According to its website, families who live within 120 miles of Center City are asked to consider hosting visitors, who are expected to number in the millions and come from across the U.S. and abroad. The third-party global travel company www.Homestay.com is building a database for hosting and visiting options. Other sites, like www.Airbnb.com, are also starting to list private rental options.

But officials from AAA Mid-Atlantic warn that, before you jump on the rental bandwagon and hand over the keys to renters, there are a few things to consider.

“You really need to look toward a third party, an insurance agent or a broker,” said Mary Ann Gorges, AAA insurance manager. “You want someone to help facilitate the relationship between a renter and someone who wants to be a temporary landlord.”
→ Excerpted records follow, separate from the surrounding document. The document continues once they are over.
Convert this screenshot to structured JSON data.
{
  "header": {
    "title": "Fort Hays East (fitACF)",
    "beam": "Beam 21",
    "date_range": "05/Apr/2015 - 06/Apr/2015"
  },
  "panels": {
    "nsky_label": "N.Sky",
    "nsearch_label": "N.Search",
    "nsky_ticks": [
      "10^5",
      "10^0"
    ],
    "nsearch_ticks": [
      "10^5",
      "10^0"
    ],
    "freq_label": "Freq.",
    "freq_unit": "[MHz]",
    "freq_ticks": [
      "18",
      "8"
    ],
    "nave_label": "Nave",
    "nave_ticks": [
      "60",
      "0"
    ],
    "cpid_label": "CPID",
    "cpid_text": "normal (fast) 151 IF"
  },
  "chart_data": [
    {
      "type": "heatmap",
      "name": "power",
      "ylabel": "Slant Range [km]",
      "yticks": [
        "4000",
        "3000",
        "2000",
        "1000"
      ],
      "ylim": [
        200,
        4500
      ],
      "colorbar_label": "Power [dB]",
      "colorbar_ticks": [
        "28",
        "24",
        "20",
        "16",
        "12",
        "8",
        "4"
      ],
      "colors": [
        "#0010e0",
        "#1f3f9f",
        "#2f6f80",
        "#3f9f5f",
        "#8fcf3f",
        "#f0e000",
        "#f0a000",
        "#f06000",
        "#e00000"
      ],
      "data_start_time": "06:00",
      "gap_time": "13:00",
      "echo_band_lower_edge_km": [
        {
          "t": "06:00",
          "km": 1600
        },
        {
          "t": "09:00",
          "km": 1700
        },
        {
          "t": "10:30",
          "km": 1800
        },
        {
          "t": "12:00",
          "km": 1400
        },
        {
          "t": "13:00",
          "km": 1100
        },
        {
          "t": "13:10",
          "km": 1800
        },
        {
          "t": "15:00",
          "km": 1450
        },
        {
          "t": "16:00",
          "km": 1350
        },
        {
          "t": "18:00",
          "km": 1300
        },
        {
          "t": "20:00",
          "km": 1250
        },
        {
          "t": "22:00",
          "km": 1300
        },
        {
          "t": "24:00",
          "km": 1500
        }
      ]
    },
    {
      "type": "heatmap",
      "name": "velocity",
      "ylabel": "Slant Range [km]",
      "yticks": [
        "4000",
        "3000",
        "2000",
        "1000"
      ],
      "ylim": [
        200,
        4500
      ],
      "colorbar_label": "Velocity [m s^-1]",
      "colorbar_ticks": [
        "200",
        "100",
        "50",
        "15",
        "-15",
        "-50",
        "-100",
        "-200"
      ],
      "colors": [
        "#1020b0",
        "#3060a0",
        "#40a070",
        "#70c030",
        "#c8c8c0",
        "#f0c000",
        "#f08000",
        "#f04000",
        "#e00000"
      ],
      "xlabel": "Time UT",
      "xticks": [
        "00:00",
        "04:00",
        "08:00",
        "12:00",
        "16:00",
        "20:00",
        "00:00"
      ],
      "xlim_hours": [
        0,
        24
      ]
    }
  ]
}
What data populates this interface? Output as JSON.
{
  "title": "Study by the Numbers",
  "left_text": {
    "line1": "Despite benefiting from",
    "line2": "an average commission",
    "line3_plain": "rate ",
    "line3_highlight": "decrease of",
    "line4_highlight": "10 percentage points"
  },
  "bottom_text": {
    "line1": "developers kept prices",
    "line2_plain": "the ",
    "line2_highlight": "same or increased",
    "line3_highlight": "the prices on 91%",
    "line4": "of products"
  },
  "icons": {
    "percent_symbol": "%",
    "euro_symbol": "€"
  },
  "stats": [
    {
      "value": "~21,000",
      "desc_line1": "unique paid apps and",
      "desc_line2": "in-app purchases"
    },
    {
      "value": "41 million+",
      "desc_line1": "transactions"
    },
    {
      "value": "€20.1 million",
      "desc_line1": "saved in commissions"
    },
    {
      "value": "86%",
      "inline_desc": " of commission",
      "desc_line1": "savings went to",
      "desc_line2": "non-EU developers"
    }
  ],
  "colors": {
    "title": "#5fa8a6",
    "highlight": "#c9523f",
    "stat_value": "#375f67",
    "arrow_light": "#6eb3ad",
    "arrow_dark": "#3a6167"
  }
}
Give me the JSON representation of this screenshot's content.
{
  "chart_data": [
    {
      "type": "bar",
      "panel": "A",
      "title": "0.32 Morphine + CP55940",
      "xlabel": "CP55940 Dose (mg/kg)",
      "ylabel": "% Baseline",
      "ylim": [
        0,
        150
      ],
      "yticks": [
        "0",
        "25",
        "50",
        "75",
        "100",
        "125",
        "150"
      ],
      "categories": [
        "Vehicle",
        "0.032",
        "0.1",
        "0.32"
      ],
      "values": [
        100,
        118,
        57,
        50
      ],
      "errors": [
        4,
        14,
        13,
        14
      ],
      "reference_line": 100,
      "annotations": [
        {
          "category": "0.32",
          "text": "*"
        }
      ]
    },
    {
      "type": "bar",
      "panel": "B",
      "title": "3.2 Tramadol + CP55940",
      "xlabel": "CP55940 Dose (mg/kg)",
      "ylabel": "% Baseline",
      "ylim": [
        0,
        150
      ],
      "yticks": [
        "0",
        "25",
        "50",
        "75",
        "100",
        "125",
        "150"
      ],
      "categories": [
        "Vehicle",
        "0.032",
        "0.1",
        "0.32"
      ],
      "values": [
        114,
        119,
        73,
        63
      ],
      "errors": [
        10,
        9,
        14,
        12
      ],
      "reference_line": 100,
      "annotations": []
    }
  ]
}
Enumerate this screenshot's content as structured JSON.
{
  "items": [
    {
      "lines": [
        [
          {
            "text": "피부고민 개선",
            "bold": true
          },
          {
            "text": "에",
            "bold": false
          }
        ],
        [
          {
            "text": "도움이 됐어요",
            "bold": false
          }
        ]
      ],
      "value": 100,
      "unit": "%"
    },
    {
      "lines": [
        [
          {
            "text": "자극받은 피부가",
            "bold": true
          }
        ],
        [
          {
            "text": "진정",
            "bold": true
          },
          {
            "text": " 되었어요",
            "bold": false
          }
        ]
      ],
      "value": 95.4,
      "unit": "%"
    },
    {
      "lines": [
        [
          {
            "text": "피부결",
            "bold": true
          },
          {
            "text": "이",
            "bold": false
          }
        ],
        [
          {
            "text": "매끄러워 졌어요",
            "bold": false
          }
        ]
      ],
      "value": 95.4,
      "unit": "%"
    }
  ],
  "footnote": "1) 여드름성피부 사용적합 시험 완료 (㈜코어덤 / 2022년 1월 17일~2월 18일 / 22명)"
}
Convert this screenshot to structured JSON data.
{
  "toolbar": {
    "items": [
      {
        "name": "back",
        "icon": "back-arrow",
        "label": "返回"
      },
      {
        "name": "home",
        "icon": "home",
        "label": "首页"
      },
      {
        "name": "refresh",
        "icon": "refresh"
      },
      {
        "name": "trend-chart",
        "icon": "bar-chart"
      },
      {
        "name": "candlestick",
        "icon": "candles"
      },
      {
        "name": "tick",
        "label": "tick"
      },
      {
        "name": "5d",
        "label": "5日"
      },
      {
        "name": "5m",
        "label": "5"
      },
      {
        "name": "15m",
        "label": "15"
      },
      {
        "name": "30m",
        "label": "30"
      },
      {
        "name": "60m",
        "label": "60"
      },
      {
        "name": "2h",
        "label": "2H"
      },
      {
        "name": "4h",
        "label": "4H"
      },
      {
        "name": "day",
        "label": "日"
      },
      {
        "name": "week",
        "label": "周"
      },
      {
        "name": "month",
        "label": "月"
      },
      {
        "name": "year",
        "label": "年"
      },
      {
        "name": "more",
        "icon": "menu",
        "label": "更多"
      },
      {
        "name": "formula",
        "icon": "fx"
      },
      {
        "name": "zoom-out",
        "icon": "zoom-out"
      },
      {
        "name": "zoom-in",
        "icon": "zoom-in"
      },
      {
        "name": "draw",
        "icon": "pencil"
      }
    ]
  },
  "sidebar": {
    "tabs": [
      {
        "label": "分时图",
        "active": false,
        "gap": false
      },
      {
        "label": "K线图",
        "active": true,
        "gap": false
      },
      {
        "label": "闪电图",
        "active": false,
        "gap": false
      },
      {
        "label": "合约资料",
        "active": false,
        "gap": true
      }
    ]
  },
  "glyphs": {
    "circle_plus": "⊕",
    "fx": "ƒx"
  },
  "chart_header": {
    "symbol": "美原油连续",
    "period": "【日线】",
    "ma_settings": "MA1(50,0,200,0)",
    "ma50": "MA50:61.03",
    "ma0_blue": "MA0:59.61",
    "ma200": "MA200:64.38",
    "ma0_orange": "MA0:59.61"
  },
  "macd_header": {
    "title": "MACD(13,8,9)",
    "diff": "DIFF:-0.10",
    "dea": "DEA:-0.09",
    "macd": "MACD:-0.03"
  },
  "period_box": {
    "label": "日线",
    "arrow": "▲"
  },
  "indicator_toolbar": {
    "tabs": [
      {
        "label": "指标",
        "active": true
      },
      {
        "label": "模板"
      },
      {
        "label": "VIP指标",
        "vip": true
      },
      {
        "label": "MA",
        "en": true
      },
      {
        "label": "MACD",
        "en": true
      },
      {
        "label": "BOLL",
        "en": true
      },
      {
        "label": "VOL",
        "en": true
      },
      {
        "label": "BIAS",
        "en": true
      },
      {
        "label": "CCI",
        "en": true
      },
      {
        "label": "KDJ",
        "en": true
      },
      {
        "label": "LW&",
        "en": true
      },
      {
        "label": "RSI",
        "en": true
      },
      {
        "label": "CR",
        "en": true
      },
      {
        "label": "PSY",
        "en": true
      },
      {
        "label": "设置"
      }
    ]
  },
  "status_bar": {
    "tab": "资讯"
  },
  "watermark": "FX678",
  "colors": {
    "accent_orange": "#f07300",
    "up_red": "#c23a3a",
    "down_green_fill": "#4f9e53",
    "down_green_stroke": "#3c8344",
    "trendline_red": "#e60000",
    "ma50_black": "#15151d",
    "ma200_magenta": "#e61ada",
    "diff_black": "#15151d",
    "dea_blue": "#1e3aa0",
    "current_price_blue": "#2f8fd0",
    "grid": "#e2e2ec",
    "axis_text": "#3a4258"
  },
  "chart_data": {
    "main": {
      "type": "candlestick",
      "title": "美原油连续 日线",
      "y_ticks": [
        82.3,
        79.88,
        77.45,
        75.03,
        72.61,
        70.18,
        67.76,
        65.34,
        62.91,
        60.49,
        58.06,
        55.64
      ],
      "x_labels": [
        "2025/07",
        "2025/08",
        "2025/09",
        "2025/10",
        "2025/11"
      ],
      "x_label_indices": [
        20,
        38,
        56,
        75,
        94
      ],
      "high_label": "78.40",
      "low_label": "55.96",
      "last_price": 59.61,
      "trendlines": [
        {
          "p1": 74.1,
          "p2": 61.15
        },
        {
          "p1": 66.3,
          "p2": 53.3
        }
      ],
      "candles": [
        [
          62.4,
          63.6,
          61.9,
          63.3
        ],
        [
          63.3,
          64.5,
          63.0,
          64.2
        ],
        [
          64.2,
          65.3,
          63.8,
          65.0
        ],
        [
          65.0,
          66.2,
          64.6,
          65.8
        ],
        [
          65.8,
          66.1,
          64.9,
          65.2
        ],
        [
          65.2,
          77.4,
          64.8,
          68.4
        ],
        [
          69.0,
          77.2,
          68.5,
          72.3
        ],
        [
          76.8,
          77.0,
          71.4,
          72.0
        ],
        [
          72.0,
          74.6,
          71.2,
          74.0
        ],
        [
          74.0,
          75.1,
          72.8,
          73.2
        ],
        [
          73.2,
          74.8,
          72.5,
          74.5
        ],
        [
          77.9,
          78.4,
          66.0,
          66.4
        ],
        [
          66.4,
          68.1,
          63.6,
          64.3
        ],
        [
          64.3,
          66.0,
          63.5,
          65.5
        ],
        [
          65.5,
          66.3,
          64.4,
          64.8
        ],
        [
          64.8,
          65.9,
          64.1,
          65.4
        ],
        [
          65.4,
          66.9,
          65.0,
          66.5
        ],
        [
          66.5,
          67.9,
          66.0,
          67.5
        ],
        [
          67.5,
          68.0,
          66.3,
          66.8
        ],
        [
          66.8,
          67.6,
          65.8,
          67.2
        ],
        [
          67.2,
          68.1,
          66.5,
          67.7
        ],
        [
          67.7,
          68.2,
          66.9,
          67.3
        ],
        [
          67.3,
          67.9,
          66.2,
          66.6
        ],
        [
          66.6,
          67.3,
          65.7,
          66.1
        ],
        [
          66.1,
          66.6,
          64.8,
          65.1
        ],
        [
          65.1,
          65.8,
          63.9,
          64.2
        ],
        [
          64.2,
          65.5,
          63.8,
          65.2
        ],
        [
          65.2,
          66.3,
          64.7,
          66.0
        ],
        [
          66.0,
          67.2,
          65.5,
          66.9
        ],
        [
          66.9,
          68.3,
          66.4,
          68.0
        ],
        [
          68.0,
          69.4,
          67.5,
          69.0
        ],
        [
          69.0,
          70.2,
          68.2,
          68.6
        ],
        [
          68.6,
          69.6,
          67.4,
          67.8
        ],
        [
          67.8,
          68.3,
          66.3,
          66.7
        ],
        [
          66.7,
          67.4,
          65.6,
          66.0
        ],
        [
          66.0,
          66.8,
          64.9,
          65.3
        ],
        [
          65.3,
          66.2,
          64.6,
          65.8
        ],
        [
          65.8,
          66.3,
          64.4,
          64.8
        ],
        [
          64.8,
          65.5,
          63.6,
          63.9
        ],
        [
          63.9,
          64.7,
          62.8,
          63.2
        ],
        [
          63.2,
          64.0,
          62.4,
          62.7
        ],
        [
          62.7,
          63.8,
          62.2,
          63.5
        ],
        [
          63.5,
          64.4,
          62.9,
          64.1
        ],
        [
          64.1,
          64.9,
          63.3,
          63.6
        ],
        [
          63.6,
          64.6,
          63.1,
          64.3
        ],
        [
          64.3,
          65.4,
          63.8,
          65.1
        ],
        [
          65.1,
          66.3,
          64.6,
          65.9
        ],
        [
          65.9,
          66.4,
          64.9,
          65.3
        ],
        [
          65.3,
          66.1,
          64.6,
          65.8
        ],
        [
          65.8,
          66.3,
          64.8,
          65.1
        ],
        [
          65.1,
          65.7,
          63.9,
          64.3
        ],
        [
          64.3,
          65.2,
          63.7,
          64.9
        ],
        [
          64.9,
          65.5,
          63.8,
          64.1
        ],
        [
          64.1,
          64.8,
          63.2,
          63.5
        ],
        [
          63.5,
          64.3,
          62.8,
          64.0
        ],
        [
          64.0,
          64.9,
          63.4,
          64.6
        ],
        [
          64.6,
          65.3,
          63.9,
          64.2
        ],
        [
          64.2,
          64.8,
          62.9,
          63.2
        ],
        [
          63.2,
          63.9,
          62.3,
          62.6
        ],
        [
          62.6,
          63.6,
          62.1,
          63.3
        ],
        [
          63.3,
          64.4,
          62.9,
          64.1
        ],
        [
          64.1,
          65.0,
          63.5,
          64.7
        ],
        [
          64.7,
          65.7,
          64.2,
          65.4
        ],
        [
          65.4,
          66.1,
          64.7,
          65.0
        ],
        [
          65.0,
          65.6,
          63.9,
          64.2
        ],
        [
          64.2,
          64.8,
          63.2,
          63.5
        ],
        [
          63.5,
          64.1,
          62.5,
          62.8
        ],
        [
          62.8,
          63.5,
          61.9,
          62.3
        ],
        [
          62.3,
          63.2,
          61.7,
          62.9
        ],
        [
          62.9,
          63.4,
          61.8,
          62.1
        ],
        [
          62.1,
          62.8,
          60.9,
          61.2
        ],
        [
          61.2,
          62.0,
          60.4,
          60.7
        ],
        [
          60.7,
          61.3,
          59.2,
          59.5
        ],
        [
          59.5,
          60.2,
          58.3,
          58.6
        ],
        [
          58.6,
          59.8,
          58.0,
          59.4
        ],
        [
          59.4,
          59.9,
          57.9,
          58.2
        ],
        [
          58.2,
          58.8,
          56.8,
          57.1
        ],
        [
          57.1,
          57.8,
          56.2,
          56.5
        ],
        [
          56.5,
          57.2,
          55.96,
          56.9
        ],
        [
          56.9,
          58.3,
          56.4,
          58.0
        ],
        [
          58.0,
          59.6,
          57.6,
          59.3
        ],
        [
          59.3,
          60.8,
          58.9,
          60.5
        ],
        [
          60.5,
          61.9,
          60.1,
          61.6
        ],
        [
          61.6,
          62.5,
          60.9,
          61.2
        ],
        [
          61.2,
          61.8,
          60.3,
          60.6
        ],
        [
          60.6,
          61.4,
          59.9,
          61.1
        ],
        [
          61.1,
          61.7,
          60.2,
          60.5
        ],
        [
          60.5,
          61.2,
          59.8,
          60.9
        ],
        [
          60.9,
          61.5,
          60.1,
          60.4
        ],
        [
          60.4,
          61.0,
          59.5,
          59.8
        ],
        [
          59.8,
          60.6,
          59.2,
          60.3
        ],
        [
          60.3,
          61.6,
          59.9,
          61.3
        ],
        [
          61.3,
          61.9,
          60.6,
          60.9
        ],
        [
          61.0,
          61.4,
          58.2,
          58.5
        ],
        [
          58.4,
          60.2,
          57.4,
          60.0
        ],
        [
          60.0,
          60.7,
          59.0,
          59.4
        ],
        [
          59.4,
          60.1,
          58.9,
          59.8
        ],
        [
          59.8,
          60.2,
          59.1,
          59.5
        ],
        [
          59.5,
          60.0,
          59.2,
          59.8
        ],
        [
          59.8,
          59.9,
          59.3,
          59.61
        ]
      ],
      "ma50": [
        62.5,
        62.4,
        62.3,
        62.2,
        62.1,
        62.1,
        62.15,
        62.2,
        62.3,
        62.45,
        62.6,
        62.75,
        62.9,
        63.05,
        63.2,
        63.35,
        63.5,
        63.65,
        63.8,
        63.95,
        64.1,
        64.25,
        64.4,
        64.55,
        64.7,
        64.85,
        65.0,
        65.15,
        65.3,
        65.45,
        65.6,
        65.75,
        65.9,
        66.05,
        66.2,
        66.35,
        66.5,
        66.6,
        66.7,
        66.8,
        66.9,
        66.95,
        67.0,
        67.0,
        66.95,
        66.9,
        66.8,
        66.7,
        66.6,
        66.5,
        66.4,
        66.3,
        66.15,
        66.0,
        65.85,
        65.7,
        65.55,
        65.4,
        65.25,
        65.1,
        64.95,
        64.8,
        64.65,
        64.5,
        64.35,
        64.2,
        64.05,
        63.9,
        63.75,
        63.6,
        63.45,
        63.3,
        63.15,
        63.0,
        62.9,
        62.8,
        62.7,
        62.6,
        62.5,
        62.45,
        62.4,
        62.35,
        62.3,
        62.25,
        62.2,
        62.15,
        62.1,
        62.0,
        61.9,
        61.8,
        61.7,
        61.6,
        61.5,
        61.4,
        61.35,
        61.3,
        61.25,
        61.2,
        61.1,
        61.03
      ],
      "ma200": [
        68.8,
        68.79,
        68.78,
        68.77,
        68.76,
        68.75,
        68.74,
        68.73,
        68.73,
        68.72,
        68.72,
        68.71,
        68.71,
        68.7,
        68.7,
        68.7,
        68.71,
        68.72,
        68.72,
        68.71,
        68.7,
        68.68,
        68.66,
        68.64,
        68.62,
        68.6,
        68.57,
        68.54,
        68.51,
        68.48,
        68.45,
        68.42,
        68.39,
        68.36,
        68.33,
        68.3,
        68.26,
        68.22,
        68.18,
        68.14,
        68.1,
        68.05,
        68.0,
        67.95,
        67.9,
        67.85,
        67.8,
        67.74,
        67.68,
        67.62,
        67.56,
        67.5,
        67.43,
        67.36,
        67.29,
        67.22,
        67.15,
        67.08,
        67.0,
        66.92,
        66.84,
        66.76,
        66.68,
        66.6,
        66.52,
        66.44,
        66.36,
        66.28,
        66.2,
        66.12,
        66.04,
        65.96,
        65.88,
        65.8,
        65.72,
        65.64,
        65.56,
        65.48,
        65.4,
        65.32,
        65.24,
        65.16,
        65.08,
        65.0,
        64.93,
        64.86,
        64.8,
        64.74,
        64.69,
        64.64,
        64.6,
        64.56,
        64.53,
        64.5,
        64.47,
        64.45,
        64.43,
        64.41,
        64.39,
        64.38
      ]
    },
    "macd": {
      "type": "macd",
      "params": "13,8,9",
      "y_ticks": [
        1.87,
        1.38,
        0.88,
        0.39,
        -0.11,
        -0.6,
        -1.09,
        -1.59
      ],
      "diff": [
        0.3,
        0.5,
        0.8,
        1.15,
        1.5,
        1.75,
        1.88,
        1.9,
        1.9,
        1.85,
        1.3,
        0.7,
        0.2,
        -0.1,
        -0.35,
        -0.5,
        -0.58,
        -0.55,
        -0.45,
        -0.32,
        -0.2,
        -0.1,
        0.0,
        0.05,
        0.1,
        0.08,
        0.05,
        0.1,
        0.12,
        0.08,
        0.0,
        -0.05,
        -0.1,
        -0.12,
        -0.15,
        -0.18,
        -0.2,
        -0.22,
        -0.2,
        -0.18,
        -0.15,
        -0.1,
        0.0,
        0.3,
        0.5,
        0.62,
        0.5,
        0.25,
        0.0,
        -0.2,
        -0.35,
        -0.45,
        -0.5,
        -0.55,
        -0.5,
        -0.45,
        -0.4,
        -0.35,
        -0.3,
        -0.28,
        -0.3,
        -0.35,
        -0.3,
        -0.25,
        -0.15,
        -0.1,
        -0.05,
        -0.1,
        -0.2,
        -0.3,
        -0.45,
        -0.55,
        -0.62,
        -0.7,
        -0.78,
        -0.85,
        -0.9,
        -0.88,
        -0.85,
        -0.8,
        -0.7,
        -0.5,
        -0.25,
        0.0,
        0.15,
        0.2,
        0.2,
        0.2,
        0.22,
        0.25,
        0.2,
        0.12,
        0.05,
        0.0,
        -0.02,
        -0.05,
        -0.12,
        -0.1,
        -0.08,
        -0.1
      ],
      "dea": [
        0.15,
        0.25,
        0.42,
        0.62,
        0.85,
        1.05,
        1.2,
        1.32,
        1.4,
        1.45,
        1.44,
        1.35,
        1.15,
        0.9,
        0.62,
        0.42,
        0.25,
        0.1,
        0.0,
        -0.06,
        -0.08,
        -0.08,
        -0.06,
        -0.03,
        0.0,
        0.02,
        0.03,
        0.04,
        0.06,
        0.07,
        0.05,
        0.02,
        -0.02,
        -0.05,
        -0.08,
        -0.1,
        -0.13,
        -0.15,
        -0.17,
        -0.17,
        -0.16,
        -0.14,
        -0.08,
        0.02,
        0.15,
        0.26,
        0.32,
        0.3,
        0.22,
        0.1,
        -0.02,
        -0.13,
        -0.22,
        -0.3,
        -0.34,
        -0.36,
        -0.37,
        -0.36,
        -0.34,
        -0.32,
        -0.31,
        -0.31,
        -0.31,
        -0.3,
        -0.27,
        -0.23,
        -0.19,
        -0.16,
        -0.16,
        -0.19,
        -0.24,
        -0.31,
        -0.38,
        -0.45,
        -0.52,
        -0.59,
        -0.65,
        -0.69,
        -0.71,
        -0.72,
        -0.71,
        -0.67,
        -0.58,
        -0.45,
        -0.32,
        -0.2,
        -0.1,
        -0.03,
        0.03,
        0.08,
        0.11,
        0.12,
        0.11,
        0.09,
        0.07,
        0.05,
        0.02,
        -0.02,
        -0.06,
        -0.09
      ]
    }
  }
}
Gorges also recommends withholding your rental plans from social media, but alerting trusted neighbors that you will be renting your home. Other tips include stopping your mail and taking a home inventory through pictures.

“You could come back, and you’re looking at big things that might be damaged and might miss the small things,” said Gorges.

AAA officials also recommend:

  • Understand what type of homeowners policy you have and if it provides coverage for short-term renters or losses to your property because of renters.
  • Consider a security deposit.
  • Be sure to get all of your renter’s information and proof of their home, auto and umbrella insurance. Take a look at your liability coverage. AAA suggests that you should have at least $500,000 in coverage.
  • Remove valuables from your home.
  • “Chances are, this could all go very smoothly, but the idea is to protect yourself, just in case,” said Gorges.